Generalized skyline plots representing nonparametric estimates of N(t) (Strimmer and Pybus 2001) using the protease gene for the South African (black line) and Brazilian (gray line) HIV-1C. The figure was obtained by superimposing the relative skyline plots reported in Fig. 1. Dashed lines represent the parametric estimates of N(t) according to the exponential model (Table 2).

Discussion

South Africa is one of the epicenters of the epidemic in the world, with about 22% of the adult population infected with HIV-1 (Department of Health, South Africa 2001), mostly with subtype C infections. Brazil, on other hand, is considered to be one of the best examples where therapeutic implementation has slowed down the course of the epidemic. Today less than 1% of the adult population is infected with HIV, about 600,000 people, mostly by subtype B and, more recently, by subtype C in the southern region of the country (Dumans et al. 2002). HIV-1 growth rates are similar, except for HIV-1C in Brazil, which is spreading about two times faster than either HIV-1B or the South African HIV-1C. In particular, R0 estimates in South Africa are in good agreement with current epidemiological data showing that each infected person has transmitted HIV to at least three new persons within 5 years (Department of Health, South Africa 2001). No evidence has been reported so far indicating that the average duration of infectiousness may vary among HIV-1 subtypes. Therefore, the twofold increase in infectivity of the Brazilian HIV- 1C compared to the Brazilian HIV-1B and the South African HIV-IC may reflect a difference in the efficiency of different transmission routes in different geographic areas.

The above results depend on the assumptions of the coalescent model used: the evolutionary rate constancy, the absence of positive selection, recombination, and migration. We analyzed the protease and RT of naïve patients to reduce the effect of positive selection, and excluded recombinant strains, but it is difficult to assess the importance of migration among subpopulations of infected HIV-1 patients in the countries studied. Also, the uncertainty in the evolutionary rate estimates may confound the interpretation of the analysis. However, the consistency of the results with current epidemiological data stren-gthens our confidence. Moreover, since our estimates of demographic history are consistent among genes, it appears that the level of rate heterogeneity among HIV sequences is not large enough to systematically bias demographic inferences.

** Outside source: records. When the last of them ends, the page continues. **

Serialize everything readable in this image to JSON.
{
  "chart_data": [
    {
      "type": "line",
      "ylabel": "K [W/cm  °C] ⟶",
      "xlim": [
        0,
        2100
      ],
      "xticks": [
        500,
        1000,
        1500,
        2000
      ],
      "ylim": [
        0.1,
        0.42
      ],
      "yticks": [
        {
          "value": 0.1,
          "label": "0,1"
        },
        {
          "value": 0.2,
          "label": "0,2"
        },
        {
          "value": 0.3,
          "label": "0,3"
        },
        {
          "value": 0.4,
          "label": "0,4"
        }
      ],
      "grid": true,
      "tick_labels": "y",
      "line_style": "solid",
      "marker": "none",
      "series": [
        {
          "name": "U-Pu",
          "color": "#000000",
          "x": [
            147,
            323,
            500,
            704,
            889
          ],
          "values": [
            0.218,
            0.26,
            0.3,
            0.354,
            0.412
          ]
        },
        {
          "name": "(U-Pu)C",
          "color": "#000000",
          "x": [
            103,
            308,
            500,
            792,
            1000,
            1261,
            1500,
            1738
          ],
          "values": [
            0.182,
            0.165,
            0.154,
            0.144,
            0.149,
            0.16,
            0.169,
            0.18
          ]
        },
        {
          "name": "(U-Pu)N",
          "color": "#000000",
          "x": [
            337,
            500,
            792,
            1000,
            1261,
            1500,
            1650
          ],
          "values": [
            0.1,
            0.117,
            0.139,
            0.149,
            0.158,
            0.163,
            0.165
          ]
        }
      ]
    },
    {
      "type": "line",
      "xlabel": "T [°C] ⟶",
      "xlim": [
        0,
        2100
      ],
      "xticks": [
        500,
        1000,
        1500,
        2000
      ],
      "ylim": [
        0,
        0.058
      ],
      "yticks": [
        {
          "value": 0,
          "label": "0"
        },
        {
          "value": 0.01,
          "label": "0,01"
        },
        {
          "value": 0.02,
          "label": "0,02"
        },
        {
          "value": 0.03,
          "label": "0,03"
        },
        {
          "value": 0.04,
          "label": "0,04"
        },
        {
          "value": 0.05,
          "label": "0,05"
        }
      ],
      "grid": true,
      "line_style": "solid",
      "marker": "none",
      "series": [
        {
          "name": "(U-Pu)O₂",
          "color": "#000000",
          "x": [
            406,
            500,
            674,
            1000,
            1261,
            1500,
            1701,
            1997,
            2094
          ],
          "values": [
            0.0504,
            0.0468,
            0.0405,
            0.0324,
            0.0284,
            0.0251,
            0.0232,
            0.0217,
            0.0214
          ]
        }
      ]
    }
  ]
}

Overall we have shown that HIV-1C in Brazil is spreading at an increased rate. Following this trend the subtype may eventually become prevalent in the entire country, as has happened in the southern Brazilian states. Phylogenetic inference is too indirect to establish firmly whether the Brazilian HIV-1C is a new, more infectious strain or whether the virus is spreading faster because of a more favorable transmission route as suggested above. Yet the recently introduced HIV-1C is outcompeting HIV-1B in a country where the latter subtype was virtually the only one present until a few years ago, and a rapid escalation of HIV-1C infections has been occurring throughout sub-Saharan Africa, in India, and in China (Esparza and Bhamarapravati 2000; UNAIDS/WHO 2000). A similar scenario may be possible for other Western countries and deserves to be taken into account for future planning of vaccination and therapeutic campaigns around the world. These results also underline the need for refocusing prevention strategies in Brazil to stop the spreading of this viral variant. In this light, the use of viral gene sequences coupled with the results of coalescent theory appears to be a promising and important tool for monitoring and predicting the epidemic behavior of HIV subtypes and of other pathogens as well (Pybus et al. 2001; Robbins et al. 2003; Tanaka et al. 2002).